What is already known about this topic and why is it important?
Population-based studies indicate that the proportion of women with predialysis chronic kidney disease (CKD) is higher than that of men. However, the opposite is the case for patients initiating kidney replacement therapy (KRT) for end-stage kidney disease (ESKD): across all European countries as well as in the US there is a higher proportion of men on KRT. This paradox is likely due to a faster declining kidney function in men than in women, and because elderly men are less likely to choose conservative care than elderly women. A review of the sex distribution in relation to the different primary renal diseases that result in ESKD requiring KRT may contribute to the discussion on this gender-paradox. However, to the best of our knowledge, no in-depth analyses of original primary renal disease distribution among men and women on KRT have been performed so far.
In addition, in patients with predialysis CKD, mortality is higher in men than in women. On the other hand mortality among patients on KRT is similar in men and women. Therefore also a comparison of survival among men and women for the different primary renal diseases could provide insight into the disparities between men and women.
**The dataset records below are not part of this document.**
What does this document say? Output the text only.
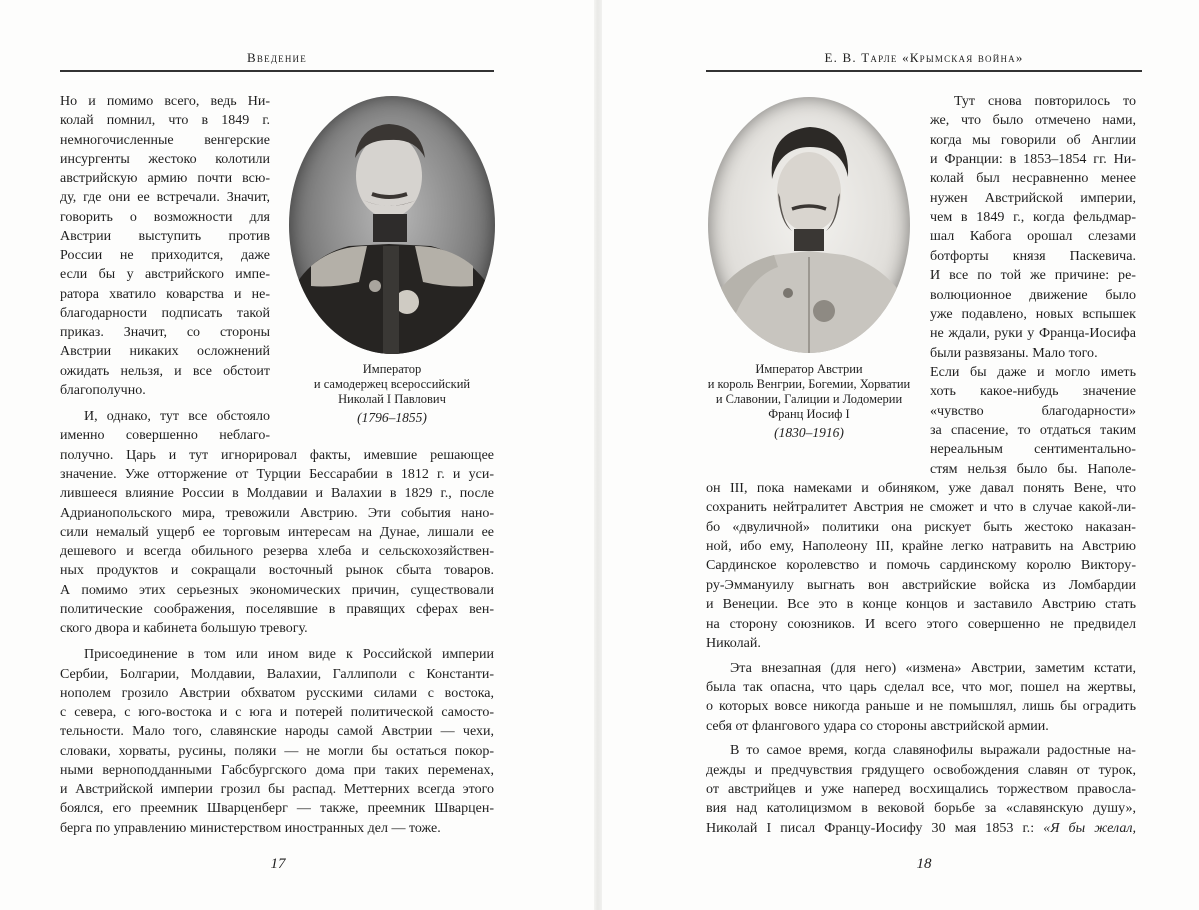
Введение
Император
и самодержец всероссийский
Николай I Павлович
(1796–1855)
Но и помимо всего, ведь Ни-
колай помнил, что в 1849 г.
немногочисленные венгерские
инсургенты жестоко колотили
австрийскую армию почти всю-
ду, где они ее встречали. Значит,
говорить о возможности для
Австрии выступить против
России не приходится, даже
если бы у австрийского импе-
ратора хватило коварства и не-
благодарности подписать такой
приказ. Значит, со стороны
Австрии никаких осложнений
ожидать нельзя, и все обстоит
благополучно.
И, однако, тут все обстояло
именно совершенно неблаго-
получно. Царь и тут игнорировал факты, имевшие решающее
значение. Уже отторжение от Турции Бессарабии в 1812 г. и уси-
лившееся влияние России в Молдавии и Валахии в 1829 г., после
Адрианопольского мира, тревожили Австрию. Эти события нано-
сили немалый ущерб ее торговым интересам на Дунае, лишали ее
дешевого и всегда обильного резерва хлеба и сельскохозяйствен-
ных продуктов и сокращали восточный рынок сбыта товаров.
А помимо этих серьезных экономических причин, существовали
политические соображения, поселявшие в правящих сферах вен-
ского двора и кабинета большую тревогу.
Присоединение в том или ином виде к Российской империи
Сербии, Болгарии, Молдавии, Валахии, Галлиполи с Константи-
нополем грозило Австрии обхватом русскими силами с востока,
с севера, с юго-востока и с юга и потерей политической самосто-
тельности. Мало того, славянские народы самой Австрии — чехи,
словаки, хорваты, русины, поляки — не могли бы остаться покор-
17
ными верноподданными Габсбургского дома при таких переменах,
и Австрийской империи грозил бы распад. Меттерних всегда этого
боялся, его преемник Шварценберг — также, преемник Шварцен-
берга по управлению министерством иностранных дел — тоже.
Е. В. Тарле «Крымская война»
Император Австрии
и король Венгрии, Богемии, Хорватии
и Славонии, Галиции и Лодомерии
Франц Иосиф I
(1830–1916)
Тут снова повторилось то
же, что было отмечено нами,
когда мы говорили об Англии
и Франции: в 1853–1854 гг. Ни-
колай был несравненно менее
нужен Австрийской империи,
чем в 1849 г., когда фельдмар-
шал Кабога орошал слезами
ботфорты князя Паскевича.
И все по той же причине: ре-
волюционное движение было
уже подавлено, новых вспышек
не ждали, руки у Франца-Иосифа
были развязаны. Мало того.
Если бы даже и могло иметь
хоть какое-нибудь значение
«чувство благодарности»
за спасение, то отдаться таким
нереальным сентиментально-
стям нельзя было бы. Наполе-
он III, пока намеками и обиняком, уже давал понять Вене, что
сохранить нейтралитет Австрия не сможет и что в случае какой-ли-
бо «двуличной» политики она рискует быть жестоко наказан-
ной, ибо ему, Наполеону III, крайне легко натравить на Австрию
Сардинское королевство и помочь сардинскому королю Виктору-
ру-Эммануилу выгнать вон австрийские войска из Ломбардии
и Венеции. Все это в конце концов и заставило Австрию стать
на сторону союзников. И всего этого совершенно не предвидел
Николай.
Эта внезапная (для него) «измена» Австрии, заметим кстати,
была так опасна, что царь сделал все, что мог, пошел на жертвы,
о которых вовсе никогда раньше и не помышлял, лишь бы оградить
себя от флангового удара со стороны австрийской армии.
18
В то самое время, когда славянофилы выражали радостные на-
дежды и предчувствия грядущего освобождения славян от турок,
от австрийцев и уже наперед восхищались торжеством правосла-
вия над католицизмом в вековой борьбе за «славянскую душу»,
Николай I писал Францу-Иосифу 30 мая 1853 г.: «Я бы желал,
How will you carry out your study?
We will analyse the distribution of primary renal diseases among men and women starting KRT for ESKD. In addition, we will study the mortality of men and women for the different primary renal diseases by including individual patient data from renal registries that are submitting data to the ERA-EDTA Registry.
How will you decide which patients are included in your study?
We will include data from all patients who started KRT between 1/1/2008 and 31/12/2017 from renal registries within Europe providing individual patient data to the ERA-EDTA Registry. Patients who indicated that their data shouldn’t be used for research will not be included.
How many patients do you anticipate including?
We expect to include data from 360.000 patients of which 65,000 patients are from the UK (England, Wales and Northern Ireland).
For how long will you follow up these patients?
For the analysis of primary renal disease distribution by sex the patients need not be followed over time; for the survival analyses patients will be followed for a maximum of five years.
What new information will your study generate and how will this benefit patients?
Knowledge on sex specific primary renal disease distribution among patients on KRT might contribute to a better understanding of higher KRT incidence in men and have potential clinical implications.